Paul Fussell’s book from time to time seems hasty and ill-judged. Andrew Sinclair’s War like a Wasp reads as if it was composed in an air-raid shelter, under heavy bombardment. On its jacket we read that Sinclair’s ‘involvement with his childhood and adolescence in Britain has led to his writing of War like a Wasp’, and although he was but ten years old in 1945, his narrator’s manner is indeed bright with insiderism as he treks around Fitzrovia with Tambimuttu, Julian Maclaren-Ross, Dylan Thomas and the gang. ‘Senses were heightened, perceptions changed, new visions possible,’ he burbles, but even he finds it hard to convince himself that this heady atmosphere produced much in the way of even half-decent poetry and prose.
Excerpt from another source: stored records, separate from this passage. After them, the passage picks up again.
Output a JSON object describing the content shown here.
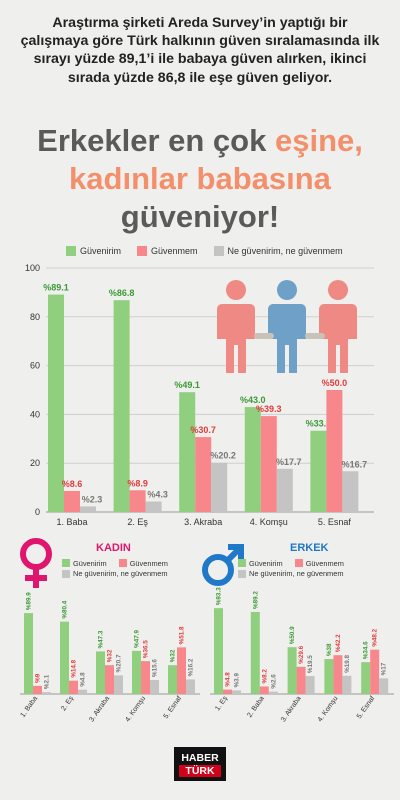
{
  "intro_text": "Araştırma şirketi Areda Survey’in yaptığı bir çalışmaya göre Türk halkının güven sıralamasında ilk sırayı yüzde 89,1’i ile babaya güven alırken, ikinci sırada yüzde 86,8 ile eşe güven geliyor.",
  "headline": {
    "part1": "Erkekler en çok ",
    "part2": "eşine,",
    "part3": "kadınlar babasına",
    "part4": "güveniyor!"
  },
  "logo": {
    "line1": "HABER",
    "line2": "TÜRK"
  },
  "colors": {
    "guvenirim": "#8fcf7e",
    "guvenmem": "#f7878a",
    "neither": "#c4c4c4",
    "kadin": "#e0166e",
    "erkek": "#1f78c8"
  },
  "icons": {
    "people": "people-holding-hands-icon",
    "female": "female-symbol-icon",
    "male": "male-symbol-icon"
  },
  "chart_data": [
    {
      "type": "bar",
      "title": "",
      "legend": [
        "Güvenirim",
        "Güvenmem",
        "Ne güvenirim, ne güvenmem"
      ],
      "legend_position": "top",
      "categories": [
        "1. Baba",
        "2. Eş",
        "3. Akraba",
        "4. Komşu",
        "5. Esnaf"
      ],
      "series": [
        {
          "name": "Güvenirim",
          "values": [
            89.1,
            86.8,
            49.1,
            43.0,
            33.3
          ],
          "labels": [
            "%89.1",
            "%86.8",
            "%49.1",
            "%43.0",
            "%33.3"
          ]
        },
        {
          "name": "Güvenmem",
          "values": [
            8.6,
            8.9,
            30.7,
            39.3,
            50.0
          ],
          "labels": [
            "%8.6",
            "%8.9",
            "%30.7",
            "%39.3",
            "%50.0"
          ]
        },
        {
          "name": "Ne güvenirim, ne güvenmem",
          "values": [
            2.3,
            4.3,
            20.2,
            17.7,
            16.7
          ],
          "labels": [
            "%2.3",
            "%4.3",
            "%20.2",
            "%17.7",
            "%16.7"
          ]
        }
      ],
      "yticks": [
        "0",
        "20",
        "40",
        "60",
        "80",
        "100"
      ],
      "ylim": [
        0,
        100
      ],
      "grid": true
    },
    {
      "type": "bar",
      "title": "KADIN",
      "legend": [
        "Güvenirim",
        "Güvenmem",
        "Ne güvenirim, ne güvenmem"
      ],
      "categories": [
        "1. Baba",
        "2. Eş",
        "3. Akraba",
        "4. Komşu",
        "5. Esnaf"
      ],
      "series": [
        {
          "name": "Güvenirim",
          "values": [
            89.9,
            80.4,
            47.3,
            47.9,
            32.0
          ],
          "labels": [
            "%89.9",
            "%80.4",
            "%47.3",
            "%47.9",
            "%32"
          ]
        },
        {
          "name": "Güvenmem",
          "values": [
            9.0,
            14.8,
            32.0,
            36.5,
            51.8
          ],
          "labels": [
            "%9",
            "%14.8",
            "%32",
            "%36.5",
            "%51.8"
          ]
        },
        {
          "name": "Ne güvenirim, ne güvenmem",
          "values": [
            2.1,
            4.8,
            20.7,
            15.6,
            16.2
          ],
          "labels": [
            "%2.1",
            "%4.8",
            "%20.7",
            "%15.6",
            "%16.2"
          ]
        }
      ],
      "ylim": [
        0,
        100
      ],
      "grid": false
    },
    {
      "type": "bar",
      "title": "ERKEK",
      "legend": [
        "Güvenirim",
        "Güvenmem",
        "Ne güvenirim, ne güvenmem"
      ],
      "categories": [
        "1. Eş",
        "2. Baba",
        "3. Akraba",
        "4. Komşu",
        "5. Esnaf"
      ],
      "series": [
        {
          "name": "Güvenirim",
          "values": [
            93.3,
            89.2,
            50.9,
            38.0,
            34.6
          ],
          "labels": [
            "%93.3",
            "%89.2",
            "%50.9",
            "%38",
            "%34.6"
          ]
        },
        {
          "name": "Güvenmem",
          "values": [
            4.8,
            8.2,
            29.6,
            42.2,
            48.2
          ],
          "labels": [
            "%4.8",
            "%8.2",
            "%29.6",
            "%42.2",
            "%48.2"
          ]
        },
        {
          "name": "Ne güvenirim, ne güvenmem",
          "values": [
            3.9,
            2.6,
            19.5,
            19.8,
            17.0
          ],
          "labels": [
            "%3.9",
            "%2.6",
            "%19.5",
            "%19.8",
            "%17"
          ]
        }
      ],
      "ylim": [
        0,
        100
      ],
      "grid": false
    }
  ]
}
Sinclair’s critical method is that of the impresario. A phrase like ‘As Donald Bain put it’ or ‘In the words of Gaven Ewart’ will be used to introduce a large hunk of the text in question, and that’s that. Sinclair’s real excitement is in recalling what a thrill it was (or must have been) to bang in to the old pub every night and know for certain that you would run into ‘the ageing art critic Herbert Read’, ‘the sailor poet Alan Ross’, ‘the fugitive exile Arthur Koestler’, ‘the ageing novelist Hugh Walpole’ – or better still, Keith Douglas (‘the best serving poet in Egypt’), Alun Lewis (‘the best of the Welsh war poets’), Edwin Muir (‘the best of the Scots poets’). Alan Ross, by the way, is lauded as ‘the supreme recorder of the convoys’. This is literary history done over as pubchatter, almost cynically superficial. In Fitzrovia, they would have loved it.